Pourtant, les faiblesses et les outrances, les facilités et les erreurs d’appréciation inhérentes à presque tous les "films 13" n’oblitèrent en rien leurs qualités singulières, reconnues et parfois inattendues. Outre l’attrait immédiat d’un trio central inédit, ce cru labellisé "bio" (les vaches y sont photogéniques, les chasseurs criminels) offre, loin de Paris, une salutaire bouffée d’oxygène. Sublimées par le chef opérateur Robert Alazraki (peintre jadis de la Provence escarpée de Pagnol pour Yves Robert), ses lumineuses images de haute montagne rivalisent en effet avec celles, toutes récentes, de Nicolas Vanier pour Belle et Sébastien. Point de caméra tourbillonnante, ni d’improvisations en roue libre, de surcroît : leur adepte assagi prend son temps d’assez paisible manière, bivouaque et tempère jusqu’au doux malaise l’effervescence des retrouvailles, les longues tablées festives en plein air, les balades cathartiques en forêt qui ne sauraient durer.
Cadeau d’Eddy Mitchell à Johnny Hallyday, le supposé colt du défunt Duke (celui de Rio Bravo ?) s’expose, dans l’attente d’une cible, mais c’était un leurre pour cinéphiles auquel la Mort, vide de sens, ne se laissera pas prendre.
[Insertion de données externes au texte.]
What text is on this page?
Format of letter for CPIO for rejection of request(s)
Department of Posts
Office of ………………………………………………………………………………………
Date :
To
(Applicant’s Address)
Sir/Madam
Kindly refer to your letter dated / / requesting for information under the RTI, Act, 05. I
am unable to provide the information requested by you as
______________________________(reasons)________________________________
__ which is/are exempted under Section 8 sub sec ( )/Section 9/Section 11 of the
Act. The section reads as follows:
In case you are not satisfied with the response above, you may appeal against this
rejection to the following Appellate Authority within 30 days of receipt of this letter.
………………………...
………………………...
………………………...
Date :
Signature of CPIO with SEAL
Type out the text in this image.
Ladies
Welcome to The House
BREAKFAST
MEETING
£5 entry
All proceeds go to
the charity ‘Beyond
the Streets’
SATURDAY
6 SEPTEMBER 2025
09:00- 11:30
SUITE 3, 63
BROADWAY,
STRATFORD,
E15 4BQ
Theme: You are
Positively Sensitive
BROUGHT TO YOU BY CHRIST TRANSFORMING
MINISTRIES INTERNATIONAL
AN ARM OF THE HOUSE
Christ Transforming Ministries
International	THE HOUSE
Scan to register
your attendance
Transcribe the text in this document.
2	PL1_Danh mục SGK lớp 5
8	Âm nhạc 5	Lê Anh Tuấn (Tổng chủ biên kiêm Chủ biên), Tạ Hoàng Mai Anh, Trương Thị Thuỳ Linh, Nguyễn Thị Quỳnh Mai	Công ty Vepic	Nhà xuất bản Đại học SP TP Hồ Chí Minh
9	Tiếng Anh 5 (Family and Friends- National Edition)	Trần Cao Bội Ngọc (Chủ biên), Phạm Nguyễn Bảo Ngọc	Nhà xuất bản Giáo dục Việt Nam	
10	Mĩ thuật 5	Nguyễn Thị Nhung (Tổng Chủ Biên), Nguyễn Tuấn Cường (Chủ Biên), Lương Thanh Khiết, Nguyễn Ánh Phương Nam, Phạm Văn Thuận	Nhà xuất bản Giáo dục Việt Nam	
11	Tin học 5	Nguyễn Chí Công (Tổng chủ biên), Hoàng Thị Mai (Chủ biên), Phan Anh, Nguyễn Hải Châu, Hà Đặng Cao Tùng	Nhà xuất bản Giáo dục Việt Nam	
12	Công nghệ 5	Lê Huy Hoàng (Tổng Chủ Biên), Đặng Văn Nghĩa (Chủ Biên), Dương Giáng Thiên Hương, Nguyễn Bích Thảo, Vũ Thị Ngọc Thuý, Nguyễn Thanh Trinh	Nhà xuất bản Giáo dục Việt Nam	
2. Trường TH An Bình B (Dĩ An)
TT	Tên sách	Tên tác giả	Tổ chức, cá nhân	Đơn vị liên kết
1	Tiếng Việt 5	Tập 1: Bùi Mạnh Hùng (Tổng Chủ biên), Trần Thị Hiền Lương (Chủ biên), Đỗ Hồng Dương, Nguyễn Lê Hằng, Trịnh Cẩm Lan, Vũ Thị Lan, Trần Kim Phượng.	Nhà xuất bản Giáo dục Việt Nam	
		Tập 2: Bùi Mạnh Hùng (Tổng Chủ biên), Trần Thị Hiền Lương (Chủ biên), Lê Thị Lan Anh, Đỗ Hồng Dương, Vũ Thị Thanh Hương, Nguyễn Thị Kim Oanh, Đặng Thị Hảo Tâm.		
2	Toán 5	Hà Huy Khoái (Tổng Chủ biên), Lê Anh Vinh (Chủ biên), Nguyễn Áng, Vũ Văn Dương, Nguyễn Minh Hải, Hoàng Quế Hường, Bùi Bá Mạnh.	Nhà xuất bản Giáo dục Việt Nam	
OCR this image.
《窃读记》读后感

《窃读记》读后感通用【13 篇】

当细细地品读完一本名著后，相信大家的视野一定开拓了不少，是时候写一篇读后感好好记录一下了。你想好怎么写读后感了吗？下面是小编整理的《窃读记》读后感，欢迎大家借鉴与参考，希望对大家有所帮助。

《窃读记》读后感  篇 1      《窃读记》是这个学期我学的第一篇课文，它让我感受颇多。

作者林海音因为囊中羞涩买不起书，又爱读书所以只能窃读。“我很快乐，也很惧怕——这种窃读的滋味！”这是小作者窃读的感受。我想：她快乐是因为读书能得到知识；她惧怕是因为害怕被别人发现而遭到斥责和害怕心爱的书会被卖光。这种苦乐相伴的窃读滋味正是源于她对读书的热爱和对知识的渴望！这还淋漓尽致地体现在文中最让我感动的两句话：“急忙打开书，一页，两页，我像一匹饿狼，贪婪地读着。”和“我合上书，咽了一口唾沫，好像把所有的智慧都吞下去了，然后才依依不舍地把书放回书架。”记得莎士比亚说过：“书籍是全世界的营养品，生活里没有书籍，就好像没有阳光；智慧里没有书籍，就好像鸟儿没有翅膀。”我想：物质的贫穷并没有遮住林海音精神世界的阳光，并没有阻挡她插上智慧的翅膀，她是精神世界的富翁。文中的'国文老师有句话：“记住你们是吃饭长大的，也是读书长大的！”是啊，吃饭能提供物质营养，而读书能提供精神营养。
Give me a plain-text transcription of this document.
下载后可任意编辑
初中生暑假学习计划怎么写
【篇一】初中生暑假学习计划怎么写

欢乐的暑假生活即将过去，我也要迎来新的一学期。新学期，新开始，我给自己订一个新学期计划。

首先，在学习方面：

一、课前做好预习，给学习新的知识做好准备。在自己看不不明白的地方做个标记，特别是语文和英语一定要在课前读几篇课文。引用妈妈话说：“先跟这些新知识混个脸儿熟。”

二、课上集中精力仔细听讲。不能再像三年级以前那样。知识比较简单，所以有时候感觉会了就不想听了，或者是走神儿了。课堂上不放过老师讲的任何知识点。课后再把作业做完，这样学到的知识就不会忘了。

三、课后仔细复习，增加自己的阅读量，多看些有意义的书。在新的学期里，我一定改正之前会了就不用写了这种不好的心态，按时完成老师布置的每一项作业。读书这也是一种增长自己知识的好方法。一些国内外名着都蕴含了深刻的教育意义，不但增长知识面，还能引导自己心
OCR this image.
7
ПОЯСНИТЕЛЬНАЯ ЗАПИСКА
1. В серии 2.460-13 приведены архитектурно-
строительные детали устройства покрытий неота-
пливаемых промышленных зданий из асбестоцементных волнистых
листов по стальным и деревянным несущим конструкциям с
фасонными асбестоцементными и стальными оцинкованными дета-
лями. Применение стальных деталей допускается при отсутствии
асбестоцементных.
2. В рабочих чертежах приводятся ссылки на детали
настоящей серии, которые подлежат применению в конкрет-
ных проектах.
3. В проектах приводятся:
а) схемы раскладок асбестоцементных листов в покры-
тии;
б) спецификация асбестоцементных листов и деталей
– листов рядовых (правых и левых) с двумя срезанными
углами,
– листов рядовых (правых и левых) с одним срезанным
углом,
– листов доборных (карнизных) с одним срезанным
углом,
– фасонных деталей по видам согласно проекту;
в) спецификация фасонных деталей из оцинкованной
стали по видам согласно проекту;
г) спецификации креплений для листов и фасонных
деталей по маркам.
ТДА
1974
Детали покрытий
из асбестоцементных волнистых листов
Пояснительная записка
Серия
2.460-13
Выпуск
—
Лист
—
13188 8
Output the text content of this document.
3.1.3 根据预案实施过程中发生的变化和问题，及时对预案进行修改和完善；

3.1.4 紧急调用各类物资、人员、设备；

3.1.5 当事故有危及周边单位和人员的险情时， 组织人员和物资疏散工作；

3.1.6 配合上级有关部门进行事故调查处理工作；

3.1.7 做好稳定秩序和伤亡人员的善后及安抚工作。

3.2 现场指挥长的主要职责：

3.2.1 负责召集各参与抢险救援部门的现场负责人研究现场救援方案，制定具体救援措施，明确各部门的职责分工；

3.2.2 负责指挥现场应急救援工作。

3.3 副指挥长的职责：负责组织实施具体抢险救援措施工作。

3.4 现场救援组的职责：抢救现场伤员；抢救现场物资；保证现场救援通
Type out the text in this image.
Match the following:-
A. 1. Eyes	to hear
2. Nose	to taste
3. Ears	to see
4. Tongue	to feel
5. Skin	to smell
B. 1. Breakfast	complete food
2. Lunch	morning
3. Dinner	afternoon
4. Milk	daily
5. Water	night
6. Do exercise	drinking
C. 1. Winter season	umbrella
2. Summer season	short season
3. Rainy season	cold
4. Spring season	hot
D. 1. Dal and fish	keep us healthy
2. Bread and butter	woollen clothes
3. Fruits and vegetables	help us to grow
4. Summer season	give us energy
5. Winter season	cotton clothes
Les messages du réalisateur de Salaud, on t’aime, s’il y en a, s’égrènent plus volontiers à travers ces aphorismes dont il est demeuré friand et que nous livrons ici, pour conclure, à votre réflexion : "Les portables sont les meilleurs amis des tumeurs au cerveau" ; "Une chanson, c’est un poème qui prend l’air" ; "On est fidèle tant qu’on n’a pas trouvé mieux", par exemple. Mais surtout : "Un ami, c’est quelqu’un qui te connaît très bien, mais qui t’aime quand même" - la position du critique équitable face à Claude Lelouch, en somme.